There is little more than a month to the presidential and legislative elections due on January 13 in the most flammable geopolitical hotspot of U.S.-China relations, Taiwan.
The outcome is of critical geopolitical importance to Beijing and Washington.
It also matters hugely to investors, given the island’s centrality in manufacturing advanced semiconductors and in global supply chains, thanks to two of its flagship companies, Taiwan Semiconductor Manufacturing Corp. (TSMC) and Hon Hai Precision Industry, better known in the United States as Apple-subcontractor Foxconn.
Two weeks ago, Foxconn’s founder and former chairman, Terry Gou, withdrew as a presidential candidate. His campaign had ground to a halt in late October after the Chinese government launched tax and land use audits of Foxconn, which employs over 1 million Chinese workers and has major facilities in Guangdong, Jiangsu, Henan and Hubei provinces.
The primary motivation for the audits was political. Beijing feared that Gou, who was running as an independent, would split the pro-Beijing vote with the Kuomintang and hand victory to the Democratic People’s Party, which Beijing deems separatist.
Beijing may also have interpreted Washington’s expeditious handling of an application by actress Tammy Lai to renounce her U.S. citizenship so she would be eligible to be Gou’s running mate as US election interference to be countered.
Not that Beijing is averse to interference of its own; both Google and Meta say they have detected Chinese cyber disinformation operations around the elections on their social media networks.
Corporate Scrutiny
The decision to audit Foxconn ahead of Taiwan’s presidential election also exposes the growing conflict between Beijing’s domestic and foreign economic policies and its willingness to use economic levers for geopolitical advantage.
At the Third Belt and Road Forum in Beijing in mid-October, President Xi Jinping indicated China’s investment environment would become more welcoming to foreign businesses, a message he repeated to Silicon Valley’s elite at the ritzy dinner for him during his recent trip to San Francisco during which he met President Joe Biden.
Yet, at the same time, these audits are part of a pattern of greater corporate scrutiny that has led technology companies to move operations away from China and pushed foreign professional services firms to reconsider their presence there.
Most recently, pollster Gallup decided to close all its Chinese offices. Rating agency Moody’s has ringfenced its Greater China IT network from its global ones.

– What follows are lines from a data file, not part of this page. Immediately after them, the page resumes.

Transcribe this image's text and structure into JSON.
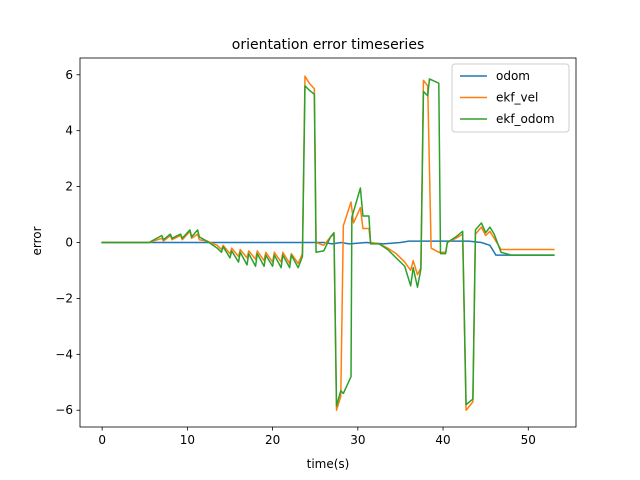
{
  "chart_data": {
    "type": "line",
    "title": "orientation error timeseries",
    "xlabel": "time(s)",
    "ylabel": "error",
    "xlim": [
      -2.6,
      55.6
    ],
    "ylim": [
      -6.6,
      6.6
    ],
    "xticks": [
      0,
      10,
      20,
      30,
      40,
      50
    ],
    "yticks": [
      -6,
      -4,
      -2,
      0,
      2,
      4,
      6
    ],
    "grid": false,
    "legend_position": "upper right",
    "series": [
      {
        "name": "odom",
        "color": "#1f77b4",
        "points": [
          [
            0,
            0
          ],
          [
            10,
            0
          ],
          [
            15,
            0
          ],
          [
            20,
            0
          ],
          [
            26,
            0
          ],
          [
            27,
            -0.05
          ],
          [
            28,
            0
          ],
          [
            29,
            -0.05
          ],
          [
            31,
            0
          ],
          [
            33,
            -0.05
          ],
          [
            35,
            0
          ],
          [
            36,
            0.05
          ],
          [
            40,
            0.05
          ],
          [
            43,
            0.05
          ],
          [
            44.5,
            0
          ],
          [
            45.5,
            -0.1
          ],
          [
            46.2,
            -0.45
          ],
          [
            47,
            -0.45
          ],
          [
            48,
            -0.45
          ],
          [
            53,
            -0.45
          ]
        ]
      },
      {
        "name": "ekf_vel",
        "color": "#ff7f0e",
        "points": [
          [
            0,
            0
          ],
          [
            5.5,
            0
          ],
          [
            7,
            0.15
          ],
          [
            7.2,
            0.05
          ],
          [
            8,
            0.25
          ],
          [
            8.2,
            0.1
          ],
          [
            9.2,
            0.25
          ],
          [
            9.4,
            0.1
          ],
          [
            10.3,
            0.4
          ],
          [
            10.5,
            0.15
          ],
          [
            11.2,
            0.3
          ],
          [
            11.4,
            0.1
          ],
          [
            12.3,
            0.05
          ],
          [
            13.5,
            -0.1
          ],
          [
            14,
            -0.25
          ],
          [
            14.2,
            -0.1
          ],
          [
            15,
            -0.4
          ],
          [
            15.2,
            -0.2
          ],
          [
            16,
            -0.5
          ],
          [
            16.2,
            -0.25
          ],
          [
            17,
            -0.55
          ],
          [
            17.2,
            -0.3
          ],
          [
            18,
            -0.6
          ],
          [
            18.2,
            -0.3
          ],
          [
            19,
            -0.65
          ],
          [
            19.2,
            -0.35
          ],
          [
            20,
            -0.7
          ],
          [
            20.2,
            -0.35
          ],
          [
            21,
            -0.7
          ],
          [
            21.2,
            -0.35
          ],
          [
            22,
            -0.75
          ],
          [
            22.2,
            -0.4
          ],
          [
            23,
            -0.75
          ],
          [
            23.5,
            -0.4
          ],
          [
            23.8,
            5.95
          ],
          [
            24.3,
            5.7
          ],
          [
            24.9,
            5.5
          ],
          [
            25.1,
            0
          ],
          [
            26,
            -0.1
          ],
          [
            26.8,
            0.2
          ],
          [
            27.2,
            0.3
          ],
          [
            27.5,
            -6.0
          ],
          [
            28,
            -5.5
          ],
          [
            28.3,
            0.6
          ],
          [
            29.2,
            1.45
          ],
          [
            29.5,
            0.7
          ],
          [
            30.3,
            1.25
          ],
          [
            30.6,
            0.5
          ],
          [
            31.3,
            0.5
          ],
          [
            31.5,
            0
          ],
          [
            32.5,
            -0.05
          ],
          [
            33.5,
            -0.2
          ],
          [
            34.5,
            -0.4
          ],
          [
            35.5,
            -0.7
          ],
          [
            36.2,
            -1.0
          ],
          [
            36.5,
            -0.65
          ],
          [
            37,
            -1.15
          ],
          [
            37.4,
            -0.9
          ],
          [
            37.7,
            5.8
          ],
          [
            38.2,
            5.6
          ],
          [
            38.6,
            -0.2
          ],
          [
            39.5,
            -0.35
          ],
          [
            40.3,
            -0.35
          ],
          [
            40.5,
            0
          ],
          [
            41.5,
            0.15
          ],
          [
            42.3,
            0.3
          ],
          [
            42.7,
            -6.0
          ],
          [
            43.5,
            -5.7
          ],
          [
            43.8,
            0.3
          ],
          [
            44.5,
            0.55
          ],
          [
            45,
            0.25
          ],
          [
            45.5,
            0.4
          ],
          [
            46,
            0.15
          ],
          [
            46.8,
            -0.25
          ],
          [
            48,
            -0.25
          ],
          [
            53,
            -0.25
          ]
        ]
      },
      {
        "name": "ekf_odom",
        "color": "#2ca02c",
        "points": [
          [
            0,
            0
          ],
          [
            5.5,
            0
          ],
          [
            7,
            0.25
          ],
          [
            7.2,
            0.1
          ],
          [
            8,
            0.3
          ],
          [
            8.2,
            0.15
          ],
          [
            9.2,
            0.3
          ],
          [
            9.4,
            0.15
          ],
          [
            10.3,
            0.45
          ],
          [
            10.5,
            0.2
          ],
          [
            11.2,
            0.45
          ],
          [
            11.4,
            0.2
          ],
          [
            12.3,
            0.05
          ],
          [
            13.5,
            -0.2
          ],
          [
            14,
            -0.35
          ],
          [
            14.2,
            -0.15
          ],
          [
            15,
            -0.55
          ],
          [
            15.2,
            -0.3
          ],
          [
            16,
            -0.7
          ],
          [
            16.2,
            -0.35
          ],
          [
            17,
            -0.8
          ],
          [
            17.2,
            -0.4
          ],
          [
            18,
            -0.85
          ],
          [
            18.2,
            -0.4
          ],
          [
            19,
            -0.85
          ],
          [
            19.2,
            -0.45
          ],
          [
            20,
            -0.85
          ],
          [
            20.2,
            -0.45
          ],
          [
            21,
            -0.9
          ],
          [
            21.2,
            -0.45
          ],
          [
            22,
            -0.9
          ],
          [
            22.2,
            -0.45
          ],
          [
            23,
            -0.9
          ],
          [
            23.5,
            -0.5
          ],
          [
            23.8,
            5.6
          ],
          [
            24.3,
            5.45
          ],
          [
            24.9,
            5.3
          ],
          [
            25.1,
            -0.35
          ],
          [
            26,
            -0.3
          ],
          [
            26.8,
            0.2
          ],
          [
            27.2,
            0.35
          ],
          [
            27.5,
            -5.85
          ],
          [
            28,
            -5.3
          ],
          [
            28.3,
            -5.4
          ],
          [
            29.2,
            -4.8
          ],
          [
            29.3,
            0.9
          ],
          [
            30.3,
            1.95
          ],
          [
            30.6,
            0.95
          ],
          [
            31.3,
            0.95
          ],
          [
            31.5,
            -0.05
          ],
          [
            32.5,
            -0.05
          ],
          [
            33.5,
            -0.25
          ],
          [
            34.5,
            -0.55
          ],
          [
            35.5,
            -0.85
          ],
          [
            36.2,
            -1.55
          ],
          [
            36.5,
            -0.9
          ],
          [
            37,
            -1.6
          ],
          [
            37.4,
            -0.95
          ],
          [
            37.7,
            5.4
          ],
          [
            38.2,
            5.25
          ],
          [
            38.4,
            5.85
          ],
          [
            39.5,
            5.7
          ],
          [
            39.7,
            -0.4
          ],
          [
            40.3,
            -0.4
          ],
          [
            40.5,
            0
          ],
          [
            41.5,
            0.2
          ],
          [
            42.3,
            0.4
          ],
          [
            42.7,
            -5.8
          ],
          [
            43.5,
            -5.6
          ],
          [
            43.8,
            0.45
          ],
          [
            44.5,
            0.7
          ],
          [
            45,
            0.35
          ],
          [
            45.5,
            0.55
          ],
          [
            46,
            0.3
          ],
          [
            46.8,
            -0.35
          ],
          [
            48,
            -0.45
          ],
          [
            53,
            -0.45
          ]
        ]
      }
    ]
  }
}
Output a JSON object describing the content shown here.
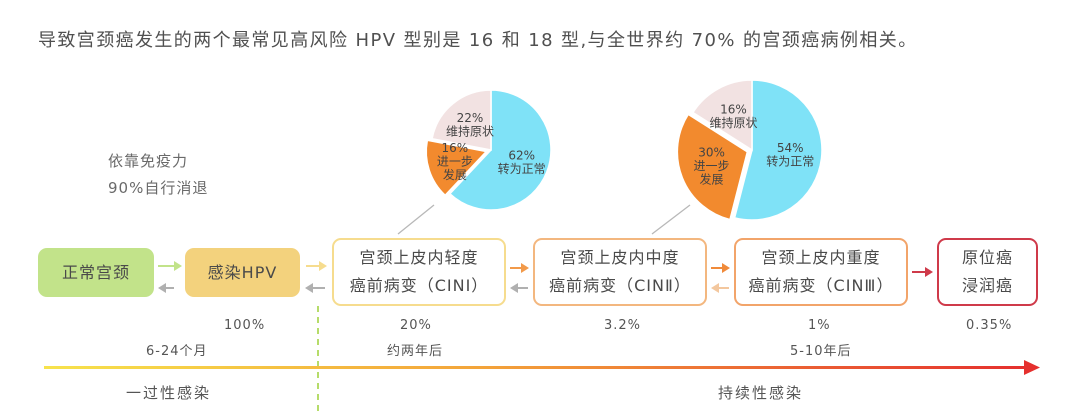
{
  "headline": "导致宫颈癌发生的两个最常见高风险 HPV 型别是 16 和 18 型,与全世界约 70% 的宫颈癌病例相关。",
  "immunity_note": [
    "依靠免疫力",
    "90%自行消退"
  ],
  "stages": {
    "normal": "正常宫颈",
    "hpv": "感染HPV",
    "cin1": [
      "宫颈上皮内轻度",
      "癌前病变（CINⅠ）"
    ],
    "cin2": [
      "宫颈上皮内中度",
      "癌前病变（CINⅡ）"
    ],
    "cin3": [
      "宫颈上皮内重度",
      "癌前病变（CINⅢ）"
    ],
    "carcinoma": [
      "原位癌",
      "浸润癌"
    ]
  },
  "progression_rates": {
    "hpv": "100%",
    "cin1": "20%",
    "cin2": "3.2%",
    "cin3": "1%",
    "carcinoma": "0.35%"
  },
  "timeline": {
    "normal_to_hpv": "6-24个月",
    "to_cin1": "约两年后",
    "to_cin3": "5-10年后"
  },
  "phases": {
    "transient": "一过性感染",
    "persistent": "持续性感染"
  },
  "colors": {
    "normal": "#c2e38a",
    "hpv": "#f3d27d",
    "pie_normal": "#7fe2f7",
    "pie_progress": "#f28a2e",
    "pie_maintain": "#f2e2e2",
    "carcinoma_border": "#cf3a4a"
  },
  "chart_data": [
    {
      "type": "pie",
      "categories": [
        "转为正常",
        "进一步发展",
        "维持原状"
      ],
      "values": [
        62,
        16,
        22
      ],
      "labels": [
        {
          "pct": "62%",
          "text": [
            "转为正常"
          ]
        },
        {
          "pct": "16%",
          "text": [
            "进一步",
            "发展"
          ]
        },
        {
          "pct": "22%",
          "text": [
            "维持原状"
          ]
        }
      ]
    },
    {
      "type": "pie",
      "categories": [
        "转为正常",
        "进一步发展",
        "维持原状"
      ],
      "values": [
        54,
        30,
        16
      ],
      "labels": [
        {
          "pct": "54%",
          "text": [
            "转为正常"
          ]
        },
        {
          "pct": "30%",
          "text": [
            "进一步",
            "发展"
          ]
        },
        {
          "pct": "16%",
          "text": [
            "维持原状"
          ]
        }
      ]
    }
  ]
}
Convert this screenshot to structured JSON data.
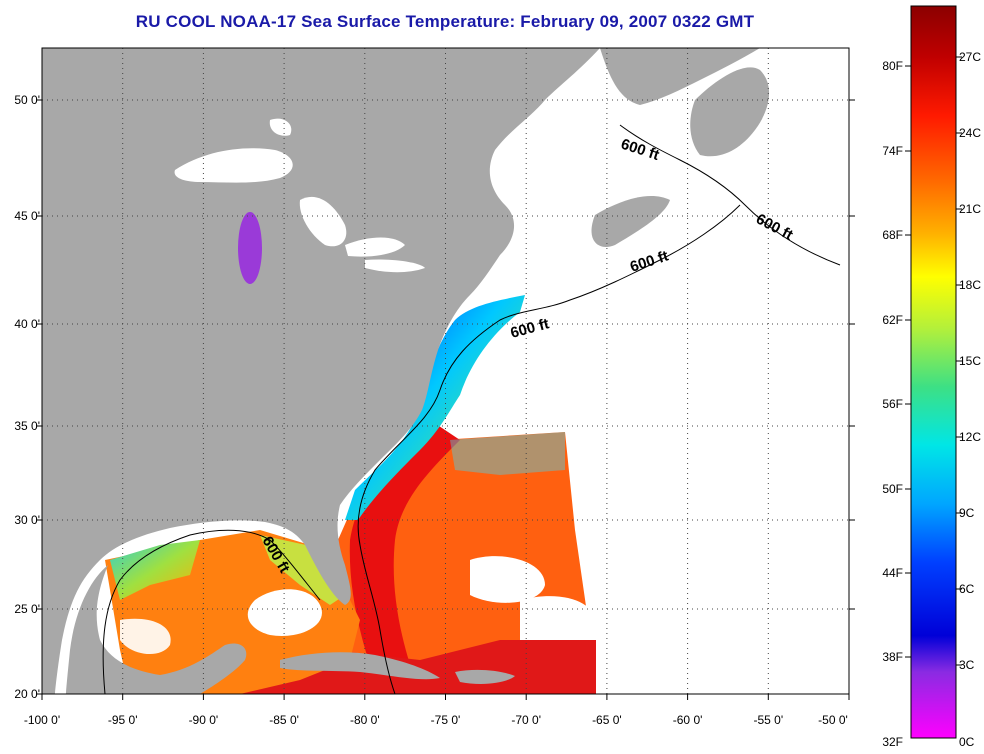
{
  "title": "RU COOL  NOAA-17  Sea Surface Temperature:  February 09, 2007 0322 GMT",
  "map": {
    "lon_ticks": [
      "-100 0'",
      "-95 0'",
      "-90 0'",
      "-85 0'",
      "-80 0'",
      "-75 0'",
      "-70 0'",
      "-65 0'",
      "-60 0'",
      "-55 0'",
      "-50 0'"
    ],
    "lat_ticks": [
      "50 0'",
      "45 0'",
      "40 0'",
      "35 0'",
      "30 0'",
      "25 0'",
      "20 0'"
    ],
    "contour_label": "600 ft",
    "colors": {
      "land": "#a8a8a8",
      "no_data": "#ffffff",
      "frame": "#000000",
      "grid": "#555555"
    }
  },
  "colorbar": {
    "fahrenheit_labels": [
      "80F",
      "74F",
      "68F",
      "62F",
      "56F",
      "50F",
      "44F",
      "38F",
      "32F"
    ],
    "celsius_labels": [
      "27C",
      "24C",
      "21C",
      "18C",
      "15C",
      "12C",
      "9C",
      "6C",
      "3C",
      "0C"
    ],
    "range_c": [
      0,
      29
    ],
    "colors_top_to_bottom": [
      "#8b0000",
      "#d40000",
      "#ff2a00",
      "#ff7a00",
      "#ffcc00",
      "#ffff00",
      "#a8f03a",
      "#35e08a",
      "#00e6e6",
      "#00aaff",
      "#0044ff",
      "#0000e0",
      "#8a2be2",
      "#ff00ff"
    ]
  }
}
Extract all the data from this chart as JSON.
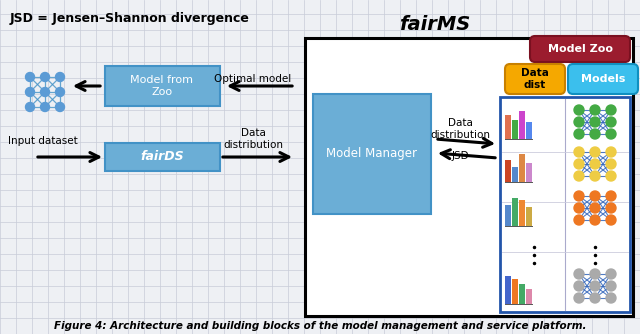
{
  "title_label": "JSD = Jensen–Shannon divergence",
  "fairms_title": "fairMS",
  "caption": "Figure 4: Architecture and building blocks of the model management and service platform.",
  "bg_color": "#eef0f4",
  "grid_color": "#c8ccd8",
  "blue_box_color": "#6baed6",
  "blue_box_edge": "#4292c6",
  "model_zoo_color": "#9b1c2e",
  "data_dist_color": "#f5a800",
  "models_color": "#3bbfed",
  "fairms_box_bg": "#ffffff"
}
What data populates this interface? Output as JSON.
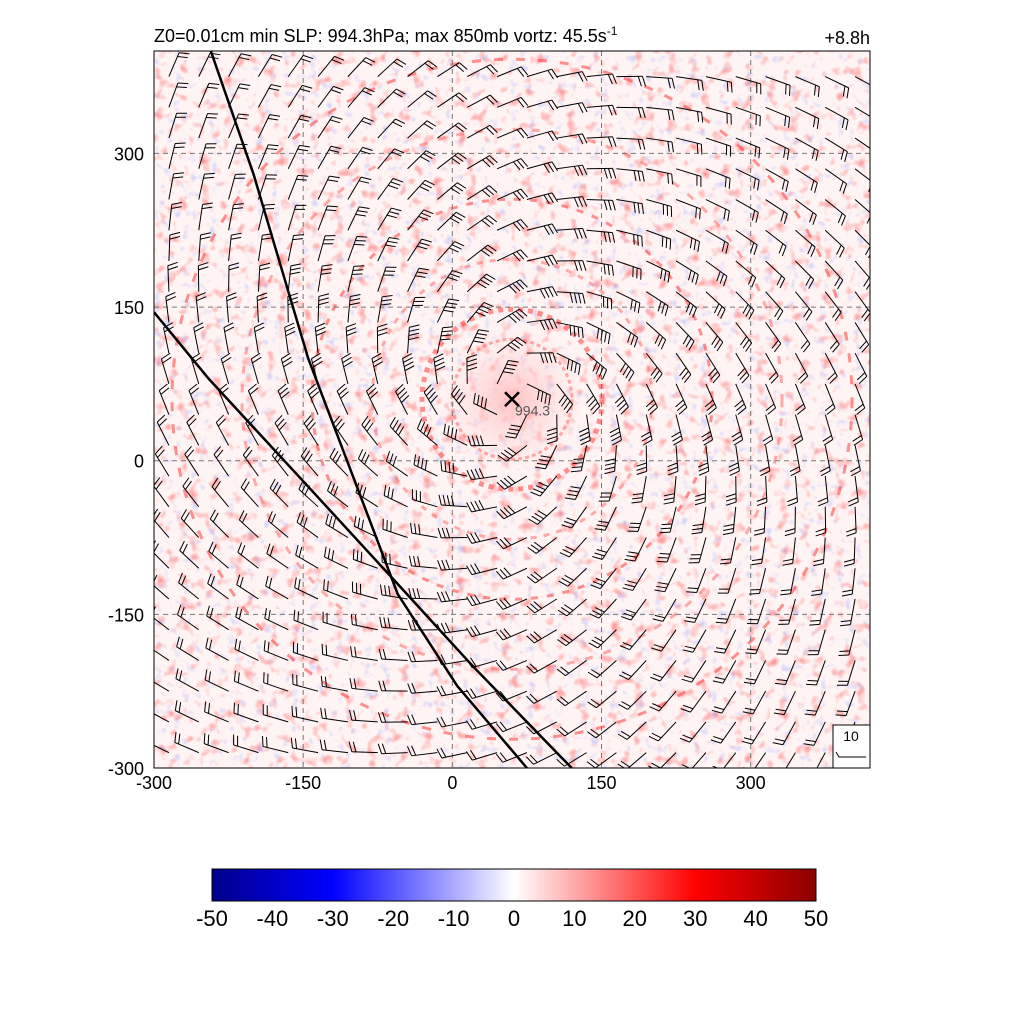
{
  "chart_data": {
    "type": "heatmap",
    "title_left": "Z0=0.01cm  min SLP: 994.3hPa; max 850mb vortz:  45.5s",
    "title_superscript": "-1",
    "title_right": "+8.8h",
    "xlim": [
      -300,
      420
    ],
    "ylim": [
      -300,
      400
    ],
    "xticks": [
      -300,
      -150,
      0,
      150,
      300
    ],
    "yticks": [
      -300,
      -150,
      0,
      150,
      300
    ],
    "grid": true,
    "center": {
      "x": 60,
      "y": 60,
      "label": "994.3",
      "marker": "x"
    },
    "barb_spacing": 30,
    "barb_legend_label": "10",
    "tracks": [
      {
        "points": [
          [
            -250,
            420
          ],
          [
            -200,
            280
          ],
          [
            -145,
            100
          ],
          [
            -55,
            -130
          ],
          [
            5,
            -220
          ],
          [
            75,
            -300
          ]
        ]
      },
      {
        "points": [
          [
            -300,
            145
          ],
          [
            -245,
            80
          ],
          [
            -150,
            -20
          ],
          [
            -60,
            -115
          ],
          [
            20,
            -200
          ],
          [
            120,
            -300
          ]
        ]
      }
    ],
    "colorbar": {
      "min": -50,
      "max": 50,
      "ticks": [
        -50,
        -40,
        -30,
        -20,
        -10,
        0,
        10,
        20,
        30,
        40,
        50
      ],
      "colors": [
        "#00008b",
        "#0000ff",
        "#ffffff",
        "#ff0000",
        "#8b0000"
      ]
    }
  }
}
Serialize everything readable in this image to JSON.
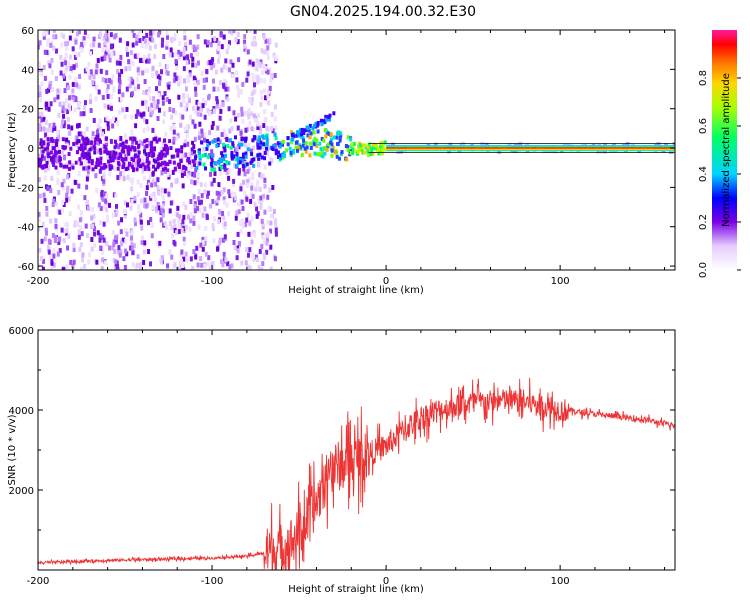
{
  "title": "GN04.2025.194.00.32.E30",
  "chart_data": [
    {
      "type": "heatmap",
      "xlabel": "Height of straight line (km)",
      "ylabel": "Frequency (Hz)",
      "xlim": [
        -200,
        166
      ],
      "ylim": [
        -62,
        60
      ],
      "xticks": [
        -200,
        -100,
        0,
        100
      ],
      "yticks": [
        60,
        40,
        20,
        0,
        -20,
        -40,
        -60
      ],
      "noise_region_x": [
        -200,
        -63
      ],
      "trend_points": [
        {
          "x": -100,
          "y": -3
        },
        {
          "x": -75,
          "y": -2
        },
        {
          "x": -60,
          "y": 1
        },
        {
          "x": -45,
          "y": 3
        },
        {
          "x": -30,
          "y": 2
        },
        {
          "x": -20,
          "y": 0
        },
        {
          "x": -10,
          "y": -1
        },
        {
          "x": 0,
          "y": 0
        },
        {
          "x": 166,
          "y": 0
        }
      ],
      "stable_band": {
        "x": [
          0,
          166
        ],
        "y": 0
      },
      "colorbar": {
        "label": "Normalized spectral amplitude",
        "range": [
          0.0,
          1.0
        ],
        "ticks": [
          0.0,
          0.2,
          0.4,
          0.6,
          0.8
        ],
        "tick_labels": [
          "0.0",
          "0.2",
          "0.4",
          "0.6",
          "0.8"
        ]
      }
    },
    {
      "type": "line",
      "xlabel": "Height of straight line (km)",
      "ylabel": "SNR (10 * v/v)",
      "xlim": [
        -200,
        166
      ],
      "ylim": [
        0,
        6000
      ],
      "xticks": [
        -200,
        -100,
        0,
        100
      ],
      "yticks": [
        2000,
        4000,
        6000
      ],
      "series": [
        {
          "color": "#ee3333",
          "x": [
            -200,
            -180,
            -160,
            -140,
            -120,
            -100,
            -80,
            -70,
            -60,
            -55,
            -50,
            -45,
            -40,
            -35,
            -30,
            -25,
            -20,
            -15,
            -10,
            -5,
            0,
            5,
            10,
            20,
            30,
            40,
            50,
            60,
            70,
            80,
            90,
            100,
            105,
            110,
            120,
            130,
            140,
            150,
            160,
            166
          ],
          "y": [
            180,
            210,
            240,
            260,
            280,
            300,
            350,
            420,
            550,
            700,
            900,
            1250,
            1700,
            2200,
            2600,
            2600,
            2700,
            2800,
            2900,
            3000,
            3100,
            3300,
            3500,
            3800,
            4000,
            4100,
            4200,
            4200,
            4250,
            4200,
            4100,
            4000,
            4000,
            3950,
            3900,
            3850,
            3800,
            3750,
            3650,
            3600
          ]
        }
      ]
    }
  ]
}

While China will remain essential to Apple and other Western multinationals for sourcing and markets, political risks will rise to the companies’ operations.
Multinational businesses will face greater fiscal scrutiny from local governments in China as local authorities come under increasing financial pressure and search for new sources of revenue.
Even a Taiwan-owned company such as Foxconn, regardless of how many jobs it generates, is an easier target than a domestic counterpart. Indeed, it is no longer feasible for local governments to treat overseas businesses with largesse and a relative lack of fiscal scrutiny.
In that context, Beijing’s assurances of being friendly to foreign businesses will be received with growing skepticism.
Dealing With Disinformation
Questions about the audits’ impact on Foxconn are rife in China’s social media. Foxconn issued a denial of widely shared posts falsely claiming that the company had to pay RMB180bn (USD25.4bn) in back taxes and hand back land equivalent to 20,000 football pitches to local authorities.
Given that online content regulator the Cyberspace Administration of China pledged in September to assist companies to do more against misinformation and disinformation, how it handles this case will shed more light on the depth of Foxconn’s political bind and the potential risks for other foreign firms similarly caught in Beijing’s cross hairs.
Apple Implications
Apart from the impact on Foxconn, these events also create further headaches for its leading client, Apple.
In September, reports surfaced that Apple iPhones could not be used in Chinese government departments involved with international affairs, investment and trade or in certain state-owned enterprises and government-adjacent organizations.
The foreign ministry spokeswoman Mao Ning evaded the question when asked about these bans. The latest iPhone model’s sales have been sluggish, suggesting a “patriotic” boycott, an ever-present threat for any foreign company selling in China.
In mid-October, Apple CEO Tim Cook visited China, using the opportunity of a board meeting of the Tsinghua University School of Economics and Management, which he chairs, to visit Apple stores and local suppliers, as well as to meet Commerce Minister Wang Wentao.
However, building political capital will be more difficult than in the past due to Apple’s increasing efforts to diversify manufacturing. It is in the process of transferring one-quarter of its production to India.
Western restrictions against Huawei’s hardware and other Chinese devices are extensive. It is, therefore, not surprising that China is retaliating in kind, although its limitations on iPhones are less stringent.
Similarly, renewed reports have emerged about restrictions on Tesla vehicles in sensitive locations for fears that they are genuinely vehicles for U.S. espionage.
Outlook
China is increasingly capable of import substitution in all major technologies except the most advanced semiconductors.
Consequently, foreign, especially U.S.-made, devices and hardware will face growing difficulties as Beijing mandates domestic alternatives in “sensitive areas”—an ever changing and expanding category.